Uitspraak
RECHTBANK ROTTERDAM
1.De procedure
- de dagvaarding van 14 juni 2023, met productie 1 tot en met 6;
- het e-mailbericht van de man van 21 juni 2023, met meerdere bijlagen;
- de mondelinge behandeling op 22 juni 2023.
Rechtbank Rotterdam
In deze zaak, die zich afspeelt in het kader van een kort geding, vordert de vrouw dat de man zijn medewerking verleent aan de verkoop van hun gezamenlijk eigendom, de echtelijke woning, na hun echtscheiding. Partijen zijn op 28 mei 1997 getrouwd en hebben gezamenlijk de woning aan de [adres01] te Vlaardingen in eigendom verkregen. De vrouw heeft de woning in 2017 verlaten en woont sindsdien bij haar ouders, terwijl de man met hun minderjarige zoon in de woning is blijven wonen. De echtscheiding is uitgesproken op 9 december 2021, waarbij is bepaald dat de woning verkocht moet worden. De vrouw heeft drie makelaars geselecteerd, maar er is geen overeenstemming bereikt over de verkoop. De vrouw vordert nu dat de man zijn medewerking verleent aan de verkoop, op straffe van een dwangsom. De man voert verweer en stelt dat hij wel medewerking heeft verleend, maar dat de vrouw hem tegenwerkt.

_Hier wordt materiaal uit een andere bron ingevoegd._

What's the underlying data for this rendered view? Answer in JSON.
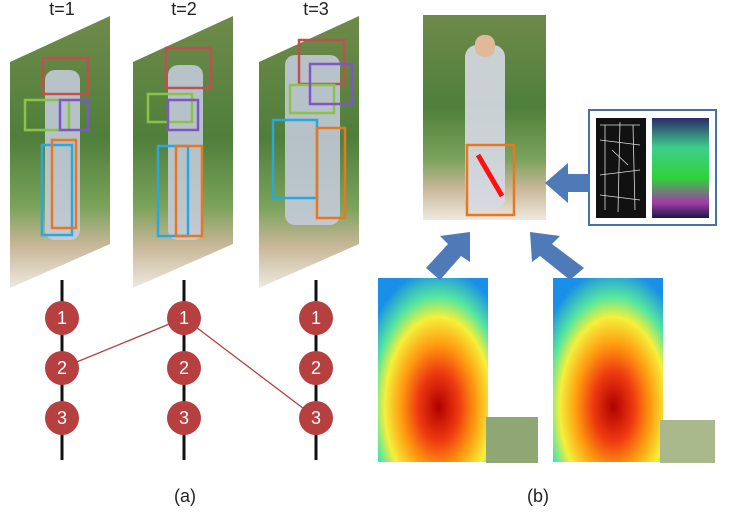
{
  "columns": [
    {
      "label": "t=1",
      "nodes": [
        "1",
        "2",
        "3"
      ]
    },
    {
      "label": "t=2",
      "nodes": [
        "1",
        "2",
        "3"
      ]
    },
    {
      "label": "t=3",
      "nodes": [
        "1",
        "2",
        "3"
      ]
    }
  ],
  "captions": [
    "(a)",
    "(b)"
  ]
}
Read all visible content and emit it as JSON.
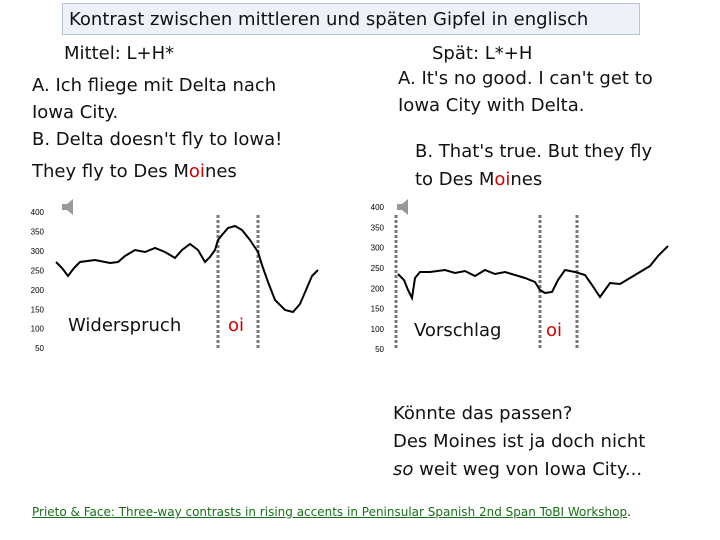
{
  "title": "Kontrast zwischen mittleren und späten Gipfel in englisch",
  "left": {
    "heading": "Mittel: L+H*",
    "lines": [
      "A. Ich fliege mit Delta nach",
      "Iowa City.",
      "B. Delta doesn't fly to Iowa!"
    ],
    "last_line": [
      "They fly to Des M",
      "oi",
      "nes"
    ],
    "chart": {
      "yticks": [
        "400",
        "350",
        "300",
        "250",
        "200",
        "150",
        "100",
        "50"
      ],
      "label": "Widerspruch",
      "marker": "oi"
    }
  },
  "right": {
    "heading": "Spät: L*+H",
    "lines": [
      "A. It's no good. I can't get to",
      "Iowa City with Delta.",
      "B. That's true. But they fly"
    ],
    "last_line": [
      "to Des M",
      "oi",
      "nes"
    ],
    "chart": {
      "yticks": [
        "400",
        "350",
        "300",
        "250",
        "200",
        "150",
        "100",
        "50"
      ],
      "label": "Vorschlag",
      "marker": "oi"
    }
  },
  "question": {
    "line1": "Könnte das passen?",
    "line2": "Des Moines ist ja doch nicht",
    "line3_em": "so",
    "line3_rest": " weit weg von Iowa City..."
  },
  "footer": {
    "link": "Prieto & Face: Three-way contrasts in rising accents in Peninsular Spanish 2nd Span ToBI Workshop",
    "end": "."
  }
}
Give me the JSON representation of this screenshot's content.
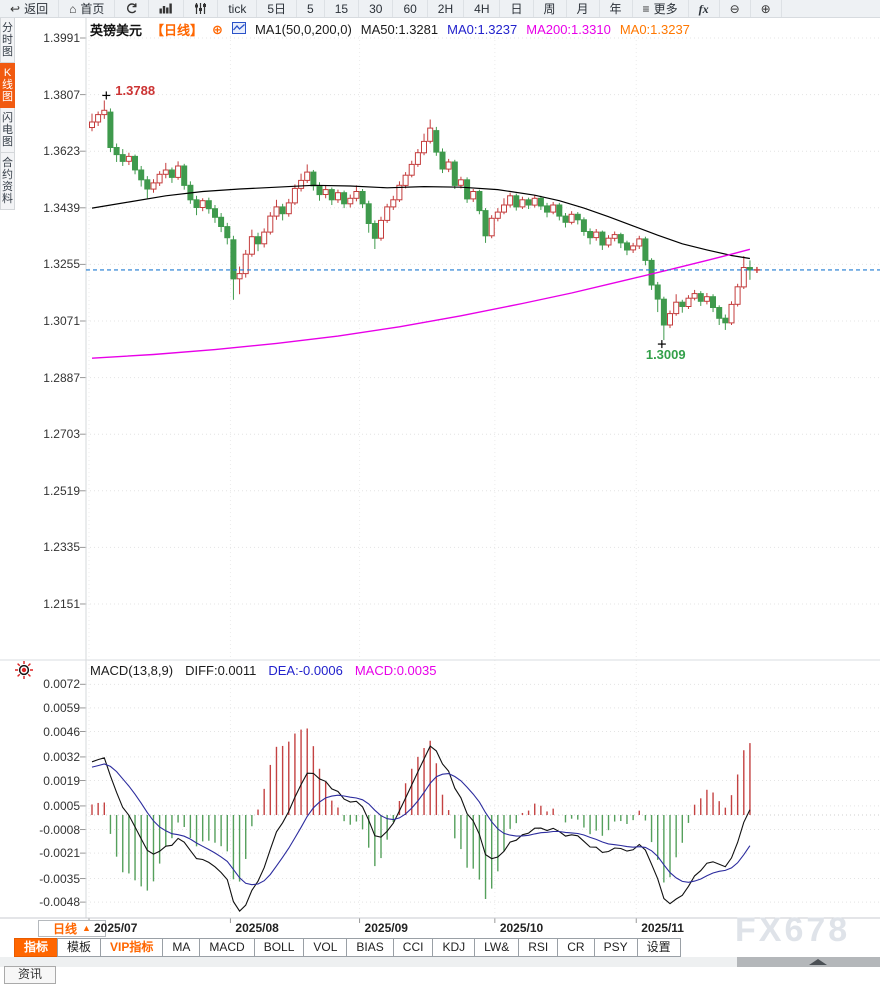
{
  "window": {
    "watermark": "FX678"
  },
  "toolbar": {
    "items": [
      {
        "id": "back",
        "icon": "back",
        "label": "返回"
      },
      {
        "id": "home",
        "icon": "home",
        "label": "首页"
      },
      {
        "id": "refresh",
        "icon": "refresh",
        "label": ""
      },
      {
        "id": "chart-style",
        "icon": "bars",
        "label": ""
      },
      {
        "id": "indicator-settings",
        "icon": "sliders",
        "label": ""
      },
      {
        "id": "tick",
        "label": "tick"
      },
      {
        "id": "range-5d",
        "label": "5日"
      },
      {
        "id": "period-5m",
        "label": "5"
      },
      {
        "id": "period-15m",
        "label": "15"
      },
      {
        "id": "period-30m",
        "label": "30"
      },
      {
        "id": "period-60m",
        "label": "60"
      },
      {
        "id": "period-2h",
        "label": "2H"
      },
      {
        "id": "period-4h",
        "label": "4H"
      },
      {
        "id": "period-day",
        "label": "日"
      },
      {
        "id": "period-week",
        "label": "周"
      },
      {
        "id": "period-month",
        "label": "月"
      },
      {
        "id": "period-year",
        "label": "年"
      },
      {
        "id": "more",
        "icon": "menu",
        "label": "更多"
      },
      {
        "id": "fx",
        "icon": "fx",
        "label": "fx"
      },
      {
        "id": "zoom-out",
        "icon": "zoom-out",
        "label": ""
      },
      {
        "id": "zoom-in",
        "icon": "zoom-in",
        "label": ""
      }
    ]
  },
  "sidebar": {
    "items": [
      {
        "id": "time-share-chart",
        "label": "分时图",
        "active": false
      },
      {
        "id": "kline-chart",
        "label": "K线图",
        "active": true
      },
      {
        "id": "lightning-chart",
        "label": "闪电图",
        "active": false
      },
      {
        "id": "contract-info",
        "label": "合约资料",
        "active": false
      }
    ]
  },
  "legend": {
    "symbol": "英镑美元",
    "period": "【日线】",
    "plus_icon": "⊕",
    "ma1": "MA1(50,0,200,0)",
    "ma50": "MA50:1.3281",
    "ma0_blue": "MA0:1.3237",
    "ma200": "MA200:1.3310",
    "ma0_orange": "MA0:1.3237"
  },
  "macd_header": {
    "title": "MACD(13,8,9)",
    "diff": "DIFF:0.0011",
    "dea": "DEA:-0.0006",
    "macd": "MACD:0.0035"
  },
  "annotations": {
    "high": "1.3788",
    "low": "1.3009"
  },
  "bottom": {
    "period_selector": "日线",
    "tabs": [
      {
        "label": "指标",
        "state": "active"
      },
      {
        "label": "模板"
      },
      {
        "label": "VIP指标",
        "state": "vip"
      },
      {
        "label": "MA"
      },
      {
        "label": "MACD"
      },
      {
        "label": "BOLL"
      },
      {
        "label": "VOL"
      },
      {
        "label": "BIAS"
      },
      {
        "label": "CCI"
      },
      {
        "label": "KDJ"
      },
      {
        "label": "LW&"
      },
      {
        "label": "RSI"
      },
      {
        "label": "CR"
      },
      {
        "label": "PSY"
      },
      {
        "label": "设置"
      }
    ],
    "news_tab": "资讯"
  },
  "chart_data": {
    "type": "candlestick+macd",
    "symbol": "英镑美元 (GBP/USD)",
    "timeframe": "日线 (daily)",
    "title": "英镑美元【日线】",
    "price_axis": [
      "1.3991",
      "1.3807",
      "1.3623",
      "1.3439",
      "1.3255",
      "1.3071",
      "1.2887",
      "1.2703",
      "1.2519",
      "1.2335",
      "1.2151"
    ],
    "macd_axis": [
      "0.0072",
      "0.0059",
      "0.0046",
      "0.0032",
      "0.0019",
      "0.0005",
      "-0.0008",
      "-0.0021",
      "-0.0035",
      "-0.0048"
    ],
    "months": [
      {
        "label": "2025/07",
        "idx": 0
      },
      {
        "label": "2025/08",
        "idx": 23
      },
      {
        "label": "2025/09",
        "idx": 44
      },
      {
        "label": "2025/10",
        "idx": 66
      },
      {
        "label": "2025/11",
        "idx": 89
      }
    ],
    "current_price": 1.3237,
    "high_idx": 2,
    "low_idx": 93,
    "macd_params": [
      13,
      8,
      9
    ],
    "macd_last": {
      "diff": 0.0011,
      "dea": -0.0006,
      "macd": 0.0035
    },
    "ma_last": {
      "ma50": 1.3281,
      "ma200": 1.331
    },
    "macd_warmup": [
      1.347,
      1.35,
      1.353,
      1.3558,
      1.3585,
      1.3605,
      1.3625,
      1.3618,
      1.364,
      1.3658,
      1.3648,
      1.3668,
      1.368,
      1.3692,
      1.37
    ],
    "ohlc": [
      [
        1.37,
        1.3745,
        1.3688,
        1.3718
      ],
      [
        1.3718,
        1.3752,
        1.3705,
        1.3742
      ],
      [
        1.3742,
        1.3788,
        1.3728,
        1.3756
      ],
      [
        1.375,
        1.3762,
        1.362,
        1.3635
      ],
      [
        1.3635,
        1.3648,
        1.3588,
        1.3612
      ],
      [
        1.3612,
        1.363,
        1.3575,
        1.359
      ],
      [
        1.359,
        1.3618,
        1.3578,
        1.3606
      ],
      [
        1.3606,
        1.3612,
        1.3548,
        1.3562
      ],
      [
        1.3562,
        1.3575,
        1.3508,
        1.353
      ],
      [
        1.353,
        1.3542,
        1.347,
        1.35
      ],
      [
        1.35,
        1.3532,
        1.3488,
        1.352
      ],
      [
        1.352,
        1.3558,
        1.351,
        1.3548
      ],
      [
        1.3548,
        1.3585,
        1.3535,
        1.3562
      ],
      [
        1.3562,
        1.357,
        1.352,
        1.3538
      ],
      [
        1.3538,
        1.359,
        1.353,
        1.3575
      ],
      [
        1.3575,
        1.3582,
        1.3498,
        1.3512
      ],
      [
        1.3512,
        1.3525,
        1.3452,
        1.3465
      ],
      [
        1.3465,
        1.3478,
        1.3415,
        1.344
      ],
      [
        1.344,
        1.347,
        1.3428,
        1.3462
      ],
      [
        1.3462,
        1.3472,
        1.342,
        1.3436
      ],
      [
        1.3436,
        1.3448,
        1.339,
        1.3408
      ],
      [
        1.3408,
        1.3422,
        1.336,
        1.3378
      ],
      [
        1.3378,
        1.339,
        1.332,
        1.3342
      ],
      [
        1.3335,
        1.3348,
        1.314,
        1.3208
      ],
      [
        1.3208,
        1.3248,
        1.3158,
        1.3225
      ],
      [
        1.3225,
        1.3302,
        1.3212,
        1.3288
      ],
      [
        1.3288,
        1.3368,
        1.328,
        1.3345
      ],
      [
        1.3345,
        1.3358,
        1.3298,
        1.3322
      ],
      [
        1.3322,
        1.3372,
        1.331,
        1.336
      ],
      [
        1.336,
        1.3425,
        1.3352,
        1.3412
      ],
      [
        1.3412,
        1.3465,
        1.34,
        1.3442
      ],
      [
        1.3442,
        1.3452,
        1.3398,
        1.342
      ],
      [
        1.342,
        1.3468,
        1.341,
        1.3455
      ],
      [
        1.3455,
        1.3515,
        1.3448,
        1.3502
      ],
      [
        1.3502,
        1.355,
        1.3492,
        1.3528
      ],
      [
        1.3528,
        1.358,
        1.352,
        1.3555
      ],
      [
        1.3555,
        1.3562,
        1.3495,
        1.351
      ],
      [
        1.351,
        1.3522,
        1.3462,
        1.3482
      ],
      [
        1.3482,
        1.351,
        1.347,
        1.3498
      ],
      [
        1.3498,
        1.3505,
        1.3448,
        1.3465
      ],
      [
        1.3465,
        1.3498,
        1.3455,
        1.3488
      ],
      [
        1.3488,
        1.3495,
        1.3438,
        1.3452
      ],
      [
        1.3452,
        1.3482,
        1.344,
        1.347
      ],
      [
        1.347,
        1.3512,
        1.346,
        1.3492
      ],
      [
        1.3492,
        1.35,
        1.3438,
        1.3452
      ],
      [
        1.3452,
        1.3462,
        1.3358,
        1.3388
      ],
      [
        1.3388,
        1.3398,
        1.3305,
        1.334
      ],
      [
        1.334,
        1.341,
        1.3332,
        1.3398
      ],
      [
        1.3398,
        1.3452,
        1.339,
        1.3442
      ],
      [
        1.3442,
        1.3478,
        1.3432,
        1.3465
      ],
      [
        1.3465,
        1.3525,
        1.3458,
        1.3512
      ],
      [
        1.3512,
        1.3555,
        1.3502,
        1.3545
      ],
      [
        1.3545,
        1.3592,
        1.3538,
        1.358
      ],
      [
        1.358,
        1.363,
        1.3572,
        1.3618
      ],
      [
        1.3618,
        1.368,
        1.361,
        1.3655
      ],
      [
        1.3655,
        1.3726,
        1.3648,
        1.3698
      ],
      [
        1.369,
        1.3702,
        1.3608,
        1.362
      ],
      [
        1.362,
        1.3632,
        1.3552,
        1.3565
      ],
      [
        1.3565,
        1.3598,
        1.3555,
        1.3588
      ],
      [
        1.3588,
        1.3595,
        1.35,
        1.3512
      ],
      [
        1.3512,
        1.354,
        1.3502,
        1.353
      ],
      [
        1.353,
        1.3538,
        1.3455,
        1.3468
      ],
      [
        1.3468,
        1.35,
        1.3458,
        1.3492
      ],
      [
        1.3492,
        1.3498,
        1.3418,
        1.343
      ],
      [
        1.343,
        1.3438,
        1.3325,
        1.3348
      ],
      [
        1.3348,
        1.3415,
        1.334,
        1.3405
      ],
      [
        1.3405,
        1.3438,
        1.3395,
        1.3425
      ],
      [
        1.3425,
        1.347,
        1.3418,
        1.3448
      ],
      [
        1.3448,
        1.3488,
        1.344,
        1.3478
      ],
      [
        1.3478,
        1.3485,
        1.343,
        1.3442
      ],
      [
        1.3442,
        1.3475,
        1.3435,
        1.3465
      ],
      [
        1.3465,
        1.3472,
        1.3435,
        1.3448
      ],
      [
        1.3448,
        1.348,
        1.344,
        1.347
      ],
      [
        1.347,
        1.3478,
        1.3432,
        1.3445
      ],
      [
        1.3445,
        1.3455,
        1.3408,
        1.3425
      ],
      [
        1.3425,
        1.3458,
        1.3418,
        1.3448
      ],
      [
        1.3448,
        1.3455,
        1.3398,
        1.3412
      ],
      [
        1.3412,
        1.3422,
        1.3375,
        1.3392
      ],
      [
        1.3392,
        1.3428,
        1.3385,
        1.3418
      ],
      [
        1.3418,
        1.3425,
        1.3385,
        1.34
      ],
      [
        1.34,
        1.3408,
        1.3348,
        1.3362
      ],
      [
        1.3362,
        1.3372,
        1.332,
        1.3342
      ],
      [
        1.3342,
        1.337,
        1.3332,
        1.336
      ],
      [
        1.336,
        1.3365,
        1.3302,
        1.3318
      ],
      [
        1.3318,
        1.335,
        1.331,
        1.334
      ],
      [
        1.334,
        1.3362,
        1.333,
        1.3352
      ],
      [
        1.3352,
        1.3358,
        1.3308,
        1.3325
      ],
      [
        1.3325,
        1.3332,
        1.3285,
        1.3302
      ],
      [
        1.3302,
        1.3325,
        1.3292,
        1.3315
      ],
      [
        1.3315,
        1.3348,
        1.3305,
        1.3338
      ],
      [
        1.3338,
        1.3345,
        1.3252,
        1.3268
      ],
      [
        1.3268,
        1.3275,
        1.3172,
        1.3188
      ],
      [
        1.3188,
        1.3198,
        1.31,
        1.3142
      ],
      [
        1.3142,
        1.315,
        1.3009,
        1.3058
      ],
      [
        1.3058,
        1.3105,
        1.3048,
        1.3095
      ],
      [
        1.3095,
        1.3158,
        1.3088,
        1.3132
      ],
      [
        1.3132,
        1.314,
        1.3098,
        1.3118
      ],
      [
        1.3118,
        1.3155,
        1.311,
        1.3145
      ],
      [
        1.3145,
        1.3172,
        1.3138,
        1.316
      ],
      [
        1.316,
        1.3168,
        1.312,
        1.3135
      ],
      [
        1.3135,
        1.3162,
        1.3125,
        1.315
      ],
      [
        1.315,
        1.3158,
        1.31,
        1.3115
      ],
      [
        1.3115,
        1.3122,
        1.3058,
        1.308
      ],
      [
        1.308,
        1.3092,
        1.3042,
        1.3065
      ],
      [
        1.3065,
        1.3135,
        1.3058,
        1.3125
      ],
      [
        1.3125,
        1.3192,
        1.3118,
        1.3182
      ],
      [
        1.3182,
        1.3282,
        1.3175,
        1.3245
      ],
      [
        1.3245,
        1.3268,
        1.3205,
        1.3237
      ]
    ],
    "ma50_points": [
      [
        0,
        1.3438
      ],
      [
        6,
        1.3458
      ],
      [
        12,
        1.3478
      ],
      [
        18,
        1.3492
      ],
      [
        24,
        1.35
      ],
      [
        30,
        1.3506
      ],
      [
        36,
        1.3512
      ],
      [
        42,
        1.351
      ],
      [
        48,
        1.3504
      ],
      [
        54,
        1.3508
      ],
      [
        60,
        1.3506
      ],
      [
        66,
        1.3498
      ],
      [
        72,
        1.348
      ],
      [
        76,
        1.3462
      ],
      [
        80,
        1.3438
      ],
      [
        84,
        1.341
      ],
      [
        88,
        1.338
      ],
      [
        92,
        1.335
      ],
      [
        96,
        1.3322
      ],
      [
        100,
        1.3302
      ],
      [
        104,
        1.3284
      ],
      [
        107,
        1.3274
      ]
    ],
    "ma200_points": [
      [
        0,
        1.295
      ],
      [
        10,
        1.2962
      ],
      [
        20,
        1.2978
      ],
      [
        30,
        1.2998
      ],
      [
        40,
        1.3022
      ],
      [
        50,
        1.3052
      ],
      [
        60,
        1.3088
      ],
      [
        70,
        1.3128
      ],
      [
        78,
        1.3162
      ],
      [
        86,
        1.32
      ],
      [
        94,
        1.3238
      ],
      [
        100,
        1.3268
      ],
      [
        104,
        1.3288
      ],
      [
        107,
        1.3304
      ]
    ],
    "colors": {
      "up": "#c43c3c",
      "down": "#3f9a4d",
      "ma50": "#000000",
      "ma200": "#e800e8",
      "dif": "#111111",
      "dea": "#2c2c9e",
      "macd_up": "#c44242",
      "macd_down": "#55a05c",
      "current_line": "#1d7ad2",
      "accent": "#ff6600",
      "grid": "#e4e4e4",
      "annotation_high": "#cc3333",
      "annotation_low": "#33a04a"
    }
  }
}
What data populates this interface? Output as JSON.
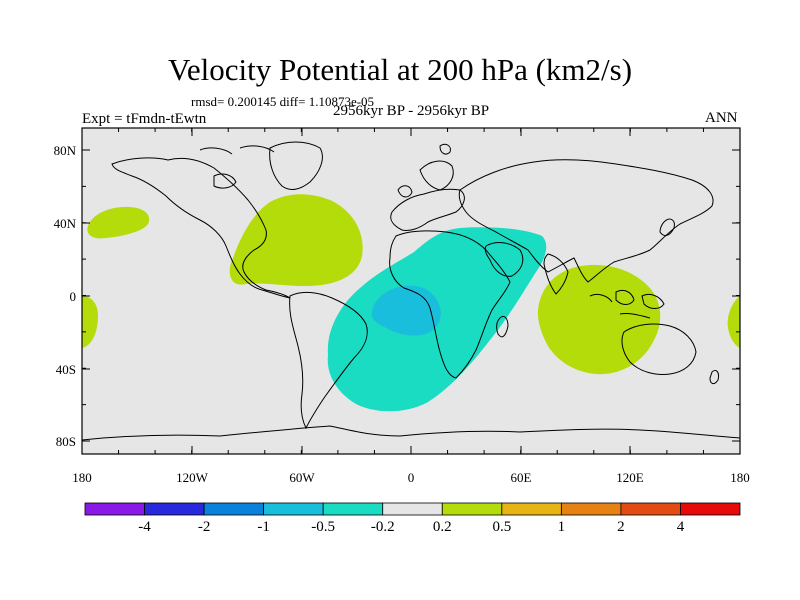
{
  "title": "Velocity Potential at 200 hPa (km2/s)",
  "stats": {
    "text": "rmsd= 0.200145 diff= 1.10873e-05"
  },
  "experiment": "Expt = tFmdn-tEwtn",
  "period": "2956kyr BP - 2956kyr BP",
  "season": "ANN",
  "axes": {
    "x_labels": [
      "180",
      "120W",
      "60W",
      "0",
      "60E",
      "120E",
      "180"
    ],
    "y_labels": [
      "80N",
      "40N",
      "0",
      "40S",
      "80S"
    ]
  },
  "colorbar": {
    "labels": [
      "-4",
      "-2",
      "-1",
      "-0.5",
      "-0.2",
      "0.2",
      "0.5",
      "1",
      "2",
      "4"
    ],
    "colors": [
      "#8a19e6",
      "#2828dc",
      "#0a82dc",
      "#19bedc",
      "#19dcc3",
      "#e6e6e6",
      "#b4dc0a",
      "#e6b414",
      "#e68214",
      "#e14b14",
      "#e60a0a"
    ]
  },
  "regions": [
    {
      "name": "central-pacific-positive-anomaly",
      "level": "0.2 to 0.5"
    },
    {
      "name": "north-atlantic-positive-anomaly",
      "level": "0.2 to 0.5"
    },
    {
      "name": "maritime-continent-positive-anomaly",
      "level": "0.2 to 0.5"
    },
    {
      "name": "east-pacific-positive-anomaly",
      "level": "0.2 to 0.5"
    },
    {
      "name": "atlantic-africa-negative-anomaly",
      "level": "-0.5 to -0.2"
    },
    {
      "name": "south-atlantic-core-negative-anomaly",
      "level": "-1 to -0.5"
    }
  ]
}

De voorzieningenrechter oordeelt dat partijen in een impasse verkeren en dat de vrouw voldoende aannemelijk heeft gemaakt dat zij niet langer in deze onverdeeldheid wil blijven. De rechtbank wijst de vordering van de vrouw toe, waarbij de man wordt verplicht om zijn medewerking te verlenen aan de verkoop van de woning. De voorzieningenrechter wijst de vordering tot indeplaatsstelling af, maar bepaalt dat het vonnis in de plaats kan treden van de vereiste medewerking van de man voor de verkoopopdracht aan een door de vrouw aan te wijzen makelaar. De rechtbank compenseert de proceskosten, zodat iedere partij de eigen kosten draagt.